Sarah Bufkin always has loved writing. In the sixth and seventh grade, she began to pen a couple of what she now calls “really bad” novels. In high school, she preferred the essay portion of exams.

But it was her first semester at the University of North Carolina, when she took an Introduction to Poetry Writing class, when she says something “clicked.”

“It was the best class I took my whole semester – probably for the first two years I was at Carolina, honestly,’’ said Bufkin, a senior who plans to graduate in December. “I learned so much, I found I had so much respect for what poetry does for language … it really helped propel me to where I am today.”

That would be celebrating her Mitchell Scholarship, a prestigious award that supports graduate studies in Ireland. Bufkin, 22, learned Saturday she was one of 12 Americans selected for the scholarship, which provides tuition, accommodations, a living expenses stipend and an international travel stipend for one year. She will pursue a master’s degree in moral, legal and political philosophy at Queens University in Belfast.

Bufkin, a cultural studies and history major in the College of Arts and Sciences, is UNC’s third Mitchell recipient since the first class of Mitchell Scholars in 2001. Applicants are judged on scholarship, leadership and a sustained commitment to community and public service.

“It’s such a surprise, and it really is an incredible honor to represent UNC over in Northern Ireland,” Bufkin said. “It’s also the crowning achievement of my four years in Chapel Hill. And it will allow me to do more, to learn more — to get a Master’s, which is something I never thought I would be looking to do this soon after graduating.

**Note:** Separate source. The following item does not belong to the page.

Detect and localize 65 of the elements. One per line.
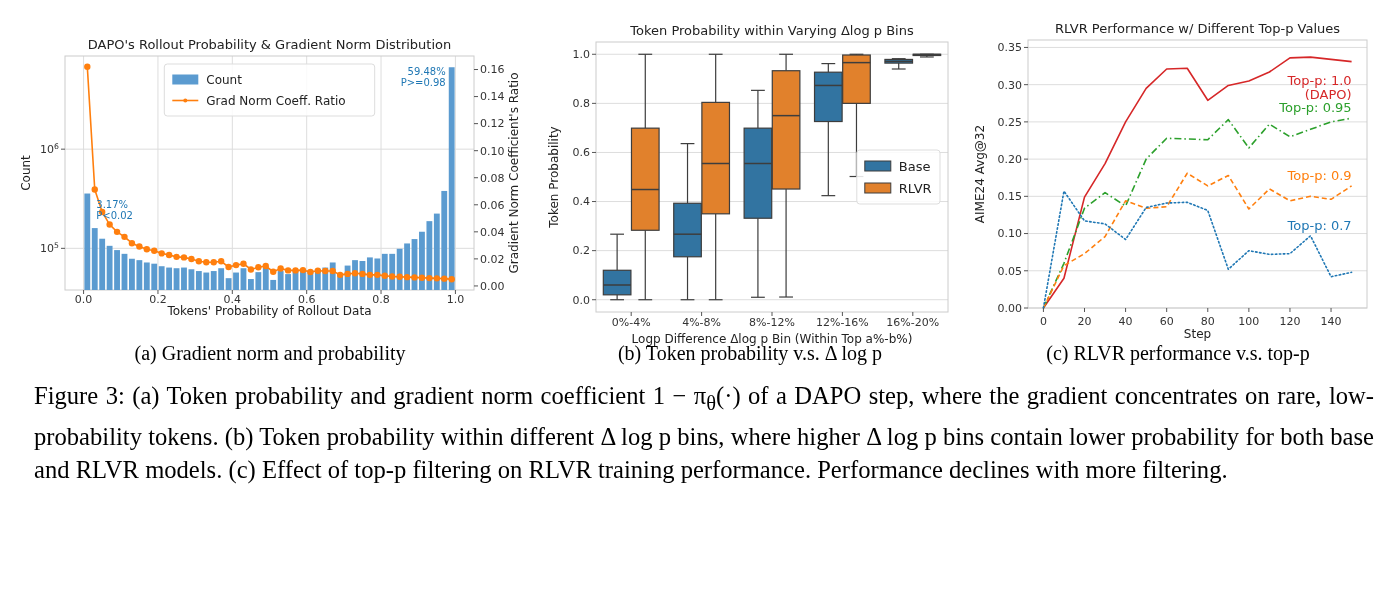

I’m quite ecstatic.”

The Atlanta native came to Carolina on a Morehead-Cain Scholarship, and spurred by her love for writing, she has served as editor-in-chief of Campus BluePrint and has interned for The Huffington Post and ThinkProgress.

Over the years, she meshed her zeal for writing with her interest in politics. Last April, she was awarded the Taylor Research Fellowship to study the intersection of public engagement, political unrest and poetry in Northern Ireland during the 1970s. And as an extension of her interest in justice and civil rights, Bufkin last summer conducted comparative research on the death penalty in the United Kingdom and North Carolina.

That research, she said, is what led her to interview for the Mitchell Scholarship, rather than the Rhodes (for which she was also a finalist).

“To pursue the research I wanted, there’s no better place to be than Queens University in Belfast,’’ she said. “The Mitchell was the path I chose, and I’m so excited to have this opportunity.”

In the future, Bufkin said she would like to earn a law degree and a doctorate in American studies. Long-term, she said, she would like to be a civil rights public interest lawyer.

And she always will continue to express herself through words.

“That’s how I think, through writing,’’ she said. “That’s how I like to engage with the world.”